Зыга расстегнул пальто и устроился на единственном стуле рядом с узким столом у стены. Достал портсигар, начал рыться в спичечном коробке. Как назло, все спички были обгорелые, по дурацкой привычке засунутые обратно.
— Что у тебя есть?
— Представь себе, кое-что странное о твоем Биндере. — Редактор подал сыщику огонь. — Ты тоже мог бы это знать, если бы посылал агентов не только в центр, но и на Косьминек или на Широкую.
— Не расходись, Юзек, у меня перчаток нет. Тут не ринг.
— А еще у тебя, наверное, нет кастета, как у твоих коллег в Замке. — Закшевский затянулся папиросой. — Однако к делу. Я искал малину у товарища на Косьминеке и, представь себе, прямо на Длугой наткнулся на однокурсника.
— Фамилия и адрес. — Мачеевский вытащил из кармана блокнот.
— Адам Гайец.

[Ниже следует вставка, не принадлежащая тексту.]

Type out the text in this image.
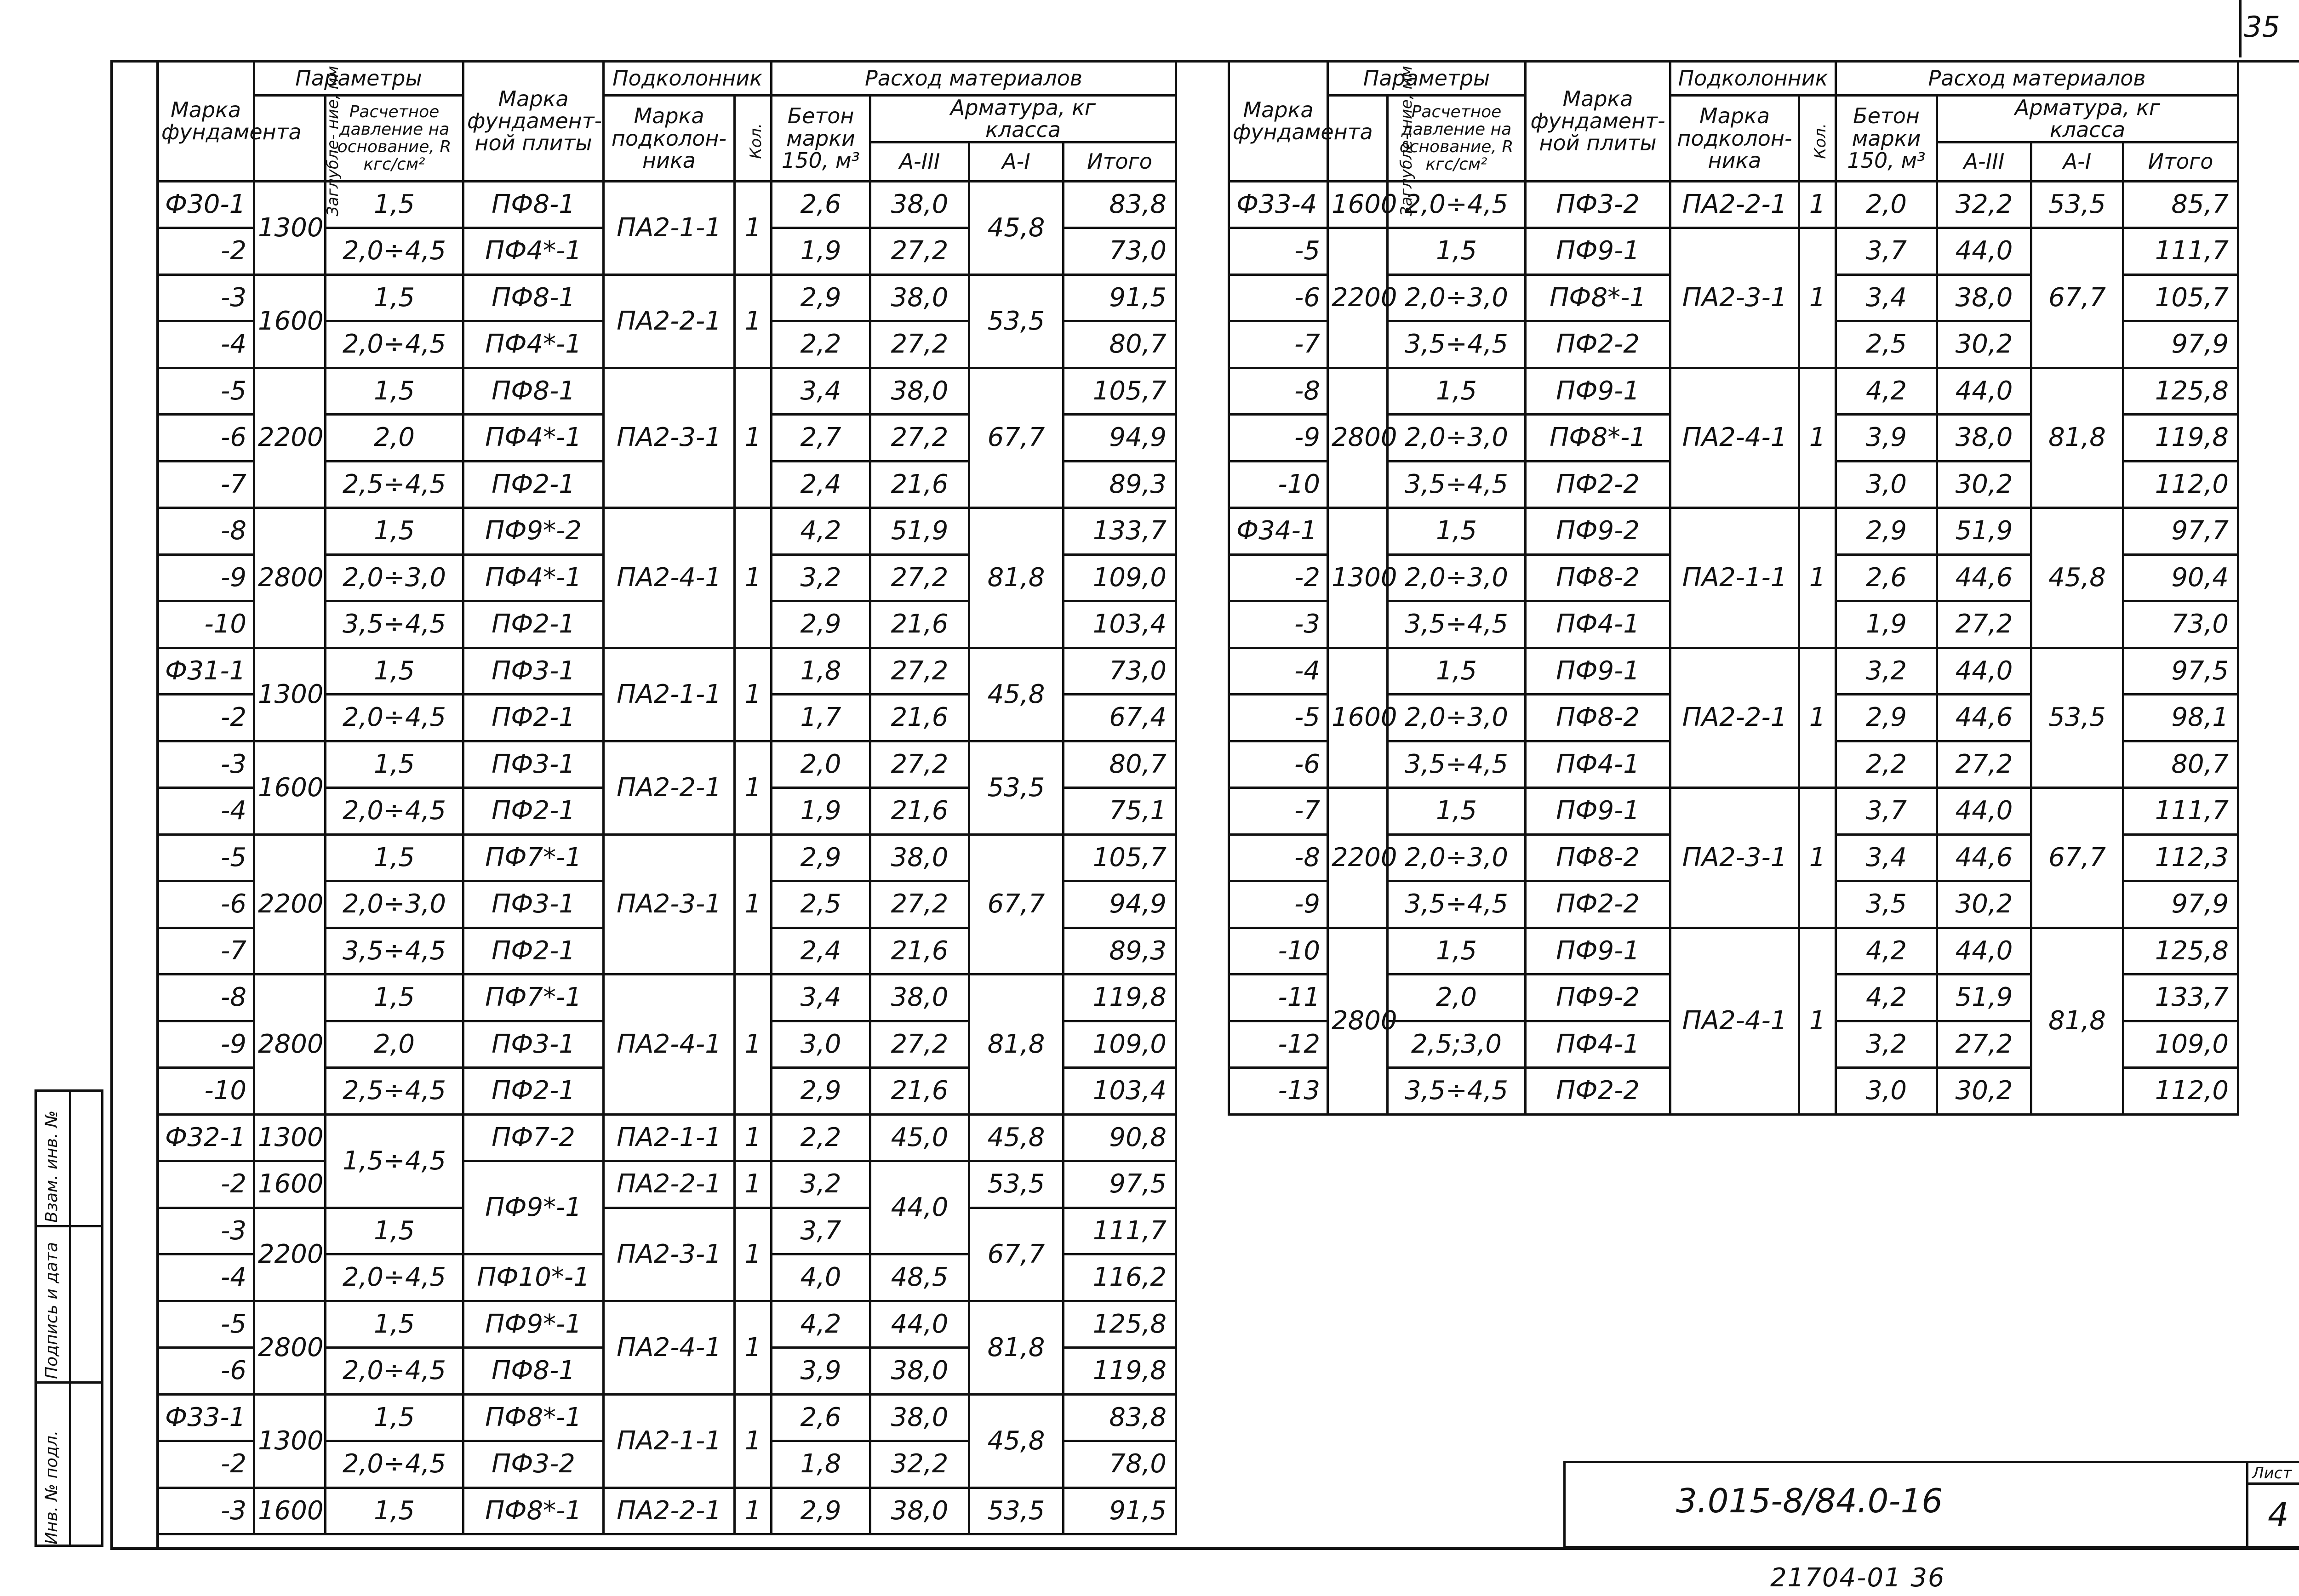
35
Марка фундамента	Параметры		Марка фундамент- ной плиты	Подколонник		Расход материалов			
	Заглубле- ние, мм	Расчетное давление на основание, R кгс/см²		Марка подколон- ника	Кол.	Бетон марки 150, м³	Арматура, кг
класса		
							A-III	A-I	Итого
Ф30-1	1300	1,5	ПФ8-1	ПА2-1-1	1	2,6	38,0	45,8	83,8
-2		2,0÷4,5	ПФ4*-1			1,9	27,2		73,0
-3	1600	1,5	ПФ8-1	ПА2-2-1	1	2,9	38,0	53,5	91,5
-4		2,0÷4,5	ПФ4*-1			2,2	27,2		80,7
-5	2200	1,5	ПФ8-1	ПА2-3-1	1	3,4	38,0	67,7	105,7
-6		2,0	ПФ4*-1			2,7	27,2		94,9
-7		2,5÷4,5	ПФ2-1			2,4	21,6		89,3
-8	2800	1,5	ПФ9*-2	ПА2-4-1	1	4,2	51,9	81,8	133,7
-9		2,0÷3,0	ПФ4*-1			3,2	27,2		109,0
-10		3,5÷4,5	ПФ2-1			2,9	21,6		103,4
Ф31-1	1300	1,5	ПФ3-1	ПА2-1-1	1	1,8	27,2	45,8	73,0
-2		2,0÷4,5	ПФ2-1			1,7	21,6		67,4
-3	1600	1,5	ПФ3-1	ПА2-2-1	1	2,0	27,2	53,5	80,7
-4		2,0÷4,5	ПФ2-1			1,9	21,6		75,1
-5	2200	1,5	ПФ7*-1	ПА2-3-1	1	2,9	38,0	67,7	105,7
-6		2,0÷3,0	ПФ3-1			2,5	27,2		94,9
-7		3,5÷4,5	ПФ2-1			2,4	21,6		89,3
-8	2800	1,5	ПФ7*-1	ПА2-4-1	1	3,4	38,0	81,8	119,8
-9		2,0	ПФ3-1			3,0	27,2		109,0
-10		2,5÷4,5	ПФ2-1			2,9	21,6		103,4
Ф32-1	1300	1,5÷4,5	ПФ7-2	ПА2-1-1	1	2,2	45,0	45,8	90,8
-2	1600		ПФ9*-1	ПА2-2-1	1	3,2	44,0	53,5	97,5
-3	2200	1,5		ПА2-3-1	1	3,7		67,7	111,7
-4		2,0÷4,5	ПФ10*-1			4,0	48,5		116,2
-5	2800	1,5	ПФ9*-1	ПА2-4-1	1	4,2	44,0	81,8	125,8
-6		2,0÷4,5	ПФ8-1			3,9	38,0		119,8
Ф33-1	1300	1,5	ПФ8*-1	ПА2-1-1	1	2,6	38,0	45,8	83,8
-2		2,0÷4,5	ПФ3-2			1,8	32,2		78,0
-3	1600	1,5	ПФ8*-1	ПА2-2-1	1	2,9	38,0	53,5	91,5
Марка фундамента	Параметры		Марка фундамент- ной плиты	Подколонник		Расход материалов			
	Заглубле- ние, мм	Расчетное давление на основание, R кгс/см²		Марка подколон- ника	Кол.	Бетон марки 150, м³	Арматура, кг
класса		
							A-III	A-I	Итого
Ф33-4	1600	2,0÷4,5	ПФ3-2	ПА2-2-1	1	2,0	32,2	53,5	85,7
-5	2200	1,5	ПФ9-1	ПА2-3-1	1	3,7	44,0	67,7	111,7
-6		2,0÷3,0	ПФ8*-1			3,4	38,0		105,7
-7		3,5÷4,5	ПФ2-2			2,5	30,2		97,9
-8	2800	1,5	ПФ9-1	ПА2-4-1	1	4,2	44,0	81,8	125,8
-9		2,0÷3,0	ПФ8*-1			3,9	38,0		119,8
-10		3,5÷4,5	ПФ2-2			3,0	30,2		112,0
Ф34-1	1300	1,5	ПФ9-2	ПА2-1-1	1	2,9	51,9	45,8	97,7
-2		2,0÷3,0	ПФ8-2			2,6	44,6		90,4
-3		3,5÷4,5	ПФ4-1			1,9	27,2		73,0
-4	1600	1,5	ПФ9-1	ПА2-2-1	1	3,2	44,0	53,5	97,5
-5		2,0÷3,0	ПФ8-2			2,9	44,6		98,1
-6		3,5÷4,5	ПФ4-1			2,2	27,2		80,7
-7	2200	1,5	ПФ9-1	ПА2-3-1	1	3,7	44,0	67,7	111,7
-8		2,0÷3,0	ПФ8-2			3,4	44,6		112,3
-9		3,5÷4,5	ПФ2-2			3,5	30,2		97,9
-10	2800	1,5	ПФ9-1	ПА2-4-1	1	4,2	44,0	81,8	125,8
-11		2,0	ПФ9-2			4,2	51,9		133,7
-12		2,5;3,0	ПФ4-1			3,2	27,2		109,0
-13		3,5÷4,5	ПФ2-2			3,0	30,2		112,0
3.015-8/84.0-16
Лист
4
21704-01 36
Инв. № подл.
Подпись и дата
Взам. инв. №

Живет в служебной квартире на Крохмальной. Конторский служащий с сахарного завода.
— Ты очень честно колешься, — засмеялся младший комиссар. — В чем тут соль, а?

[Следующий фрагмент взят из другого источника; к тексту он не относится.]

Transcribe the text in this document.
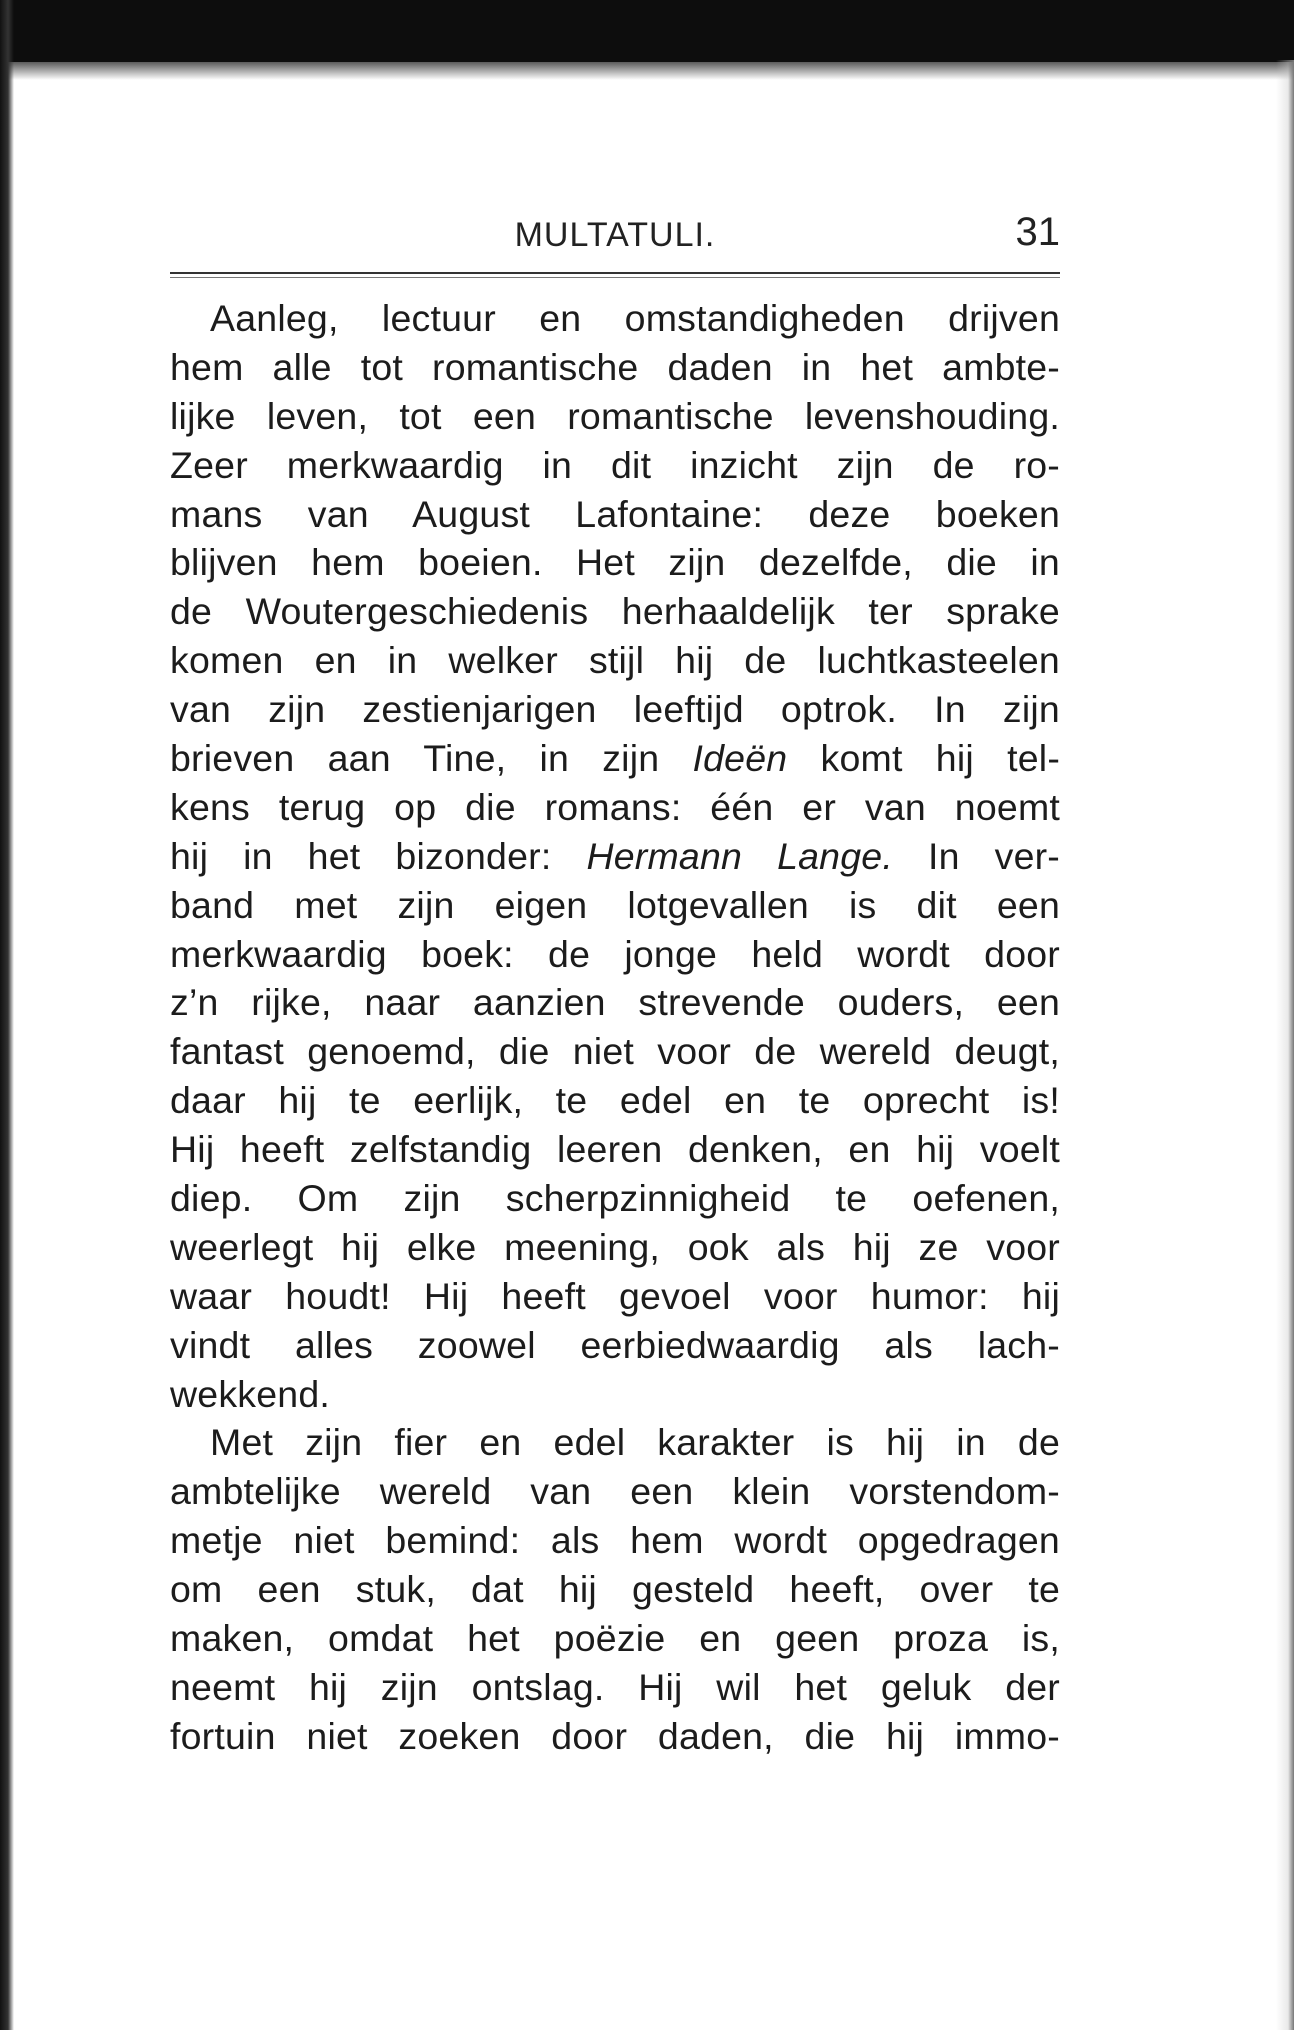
MULTATULI.	31
Aanleg, lectuur en omstandigheden drijven
hem alle tot romantische daden in het ambte-
lijke leven, tot een romantische levenshouding.
Zeer merkwaardig in dit inzicht zijn de ro-
mans van August Lafontaine: deze boeken
blijven hem boeien. Het zijn dezelfde, die in
de Woutergeschiedenis herhaaldelijk ter sprake
komen en in welker stijl hij de luchtkasteelen
van zijn zestienjarigen leeftijd optrok. In zijn
brieven aan Tine, in zijn Ideën komt hij tel-
kens terug op die romans: één er van noemt
hij in het bizonder: Hermann Lange. In ver-
band met zijn eigen lotgevallen is dit een
merkwaardig boek: de jonge held wordt door
z’n rijke, naar aanzien strevende ouders, een
fantast genoemd, die niet voor de wereld deugt,
daar hij te eerlijk, te edel en te oprecht is!
Hij heeft zelfstandig leeren denken, en hij voelt
diep. Om zijn scherpzinnigheid te oefenen,
weerlegt hij elke meening, ook als hij ze voor
waar houdt! Hij heeft gevoel voor humor: hij
vindt alles zoowel eerbiedwaardig als lach-
wekkend.
Met zijn fier en edel karakter is hij in de
ambtelijke wereld van een klein vorstendom-
metje niet bemind: als hem wordt opgedragen
om een stuk, dat hij gesteld heeft, over te
maken, omdat het poëzie en geen proza is,
neemt hij zijn ontslag. Hij wil het geluk der
fortuin niet zoeken door daden, die hij immo-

— Я не колюсь, Зыга, а помогаю коллеге спортсмену, — одернул его Закшевский. — А вот в чем соль? Что ж, не отрицаю, я этого человека не люблю. Из-за него меня чуть не повесили, и это еще на первом курсе.
— А что ты такого напроказил?
— Я? Ничего. Гайец был корпорантом и не придумал ничего лучшего, как стать руководителем национального кружка. Ну, ты понимаешь, «скамеечное гетто» [28] для этих недокатоликов в нашем католическом университете. И вот, когда я как-то раз его встретил ночью, то зашвырнул эту его дурацкую корпорантскую шапку на фонарь. Около главной почты, как раз на углу. Но как-то из этого ничего не вышло. Гайец ведь знал, что делал, когда примазывался к фашистам, потому как единственно благодаря содействию корпорации продержался в университете целых три года. Не слишком сообразительный, как видишь. До такой степени, что когда меня увидел, не вспомнил даже, что мы с ним были на ножах, наоборот, расклеился весь. Он не был трезвый, факт, но чтобы сразу обниматься с коммунистом? В любом случае он начал мне льстить, что я порядочный человек, потому что никогда никем не прикидывался, не то что некоторые. Ну я и потянул его за язык, кто прикидывается. А он на это, что всего ожидал, но только не того, что Биндер якшается с пархатыми.
28
В 1930-е годы в некоторых университетах Польши существовало правило, по которому евреям полагалось сидеть на отведенных для них скамьях в конце лекционного зала. — Примеч. пер.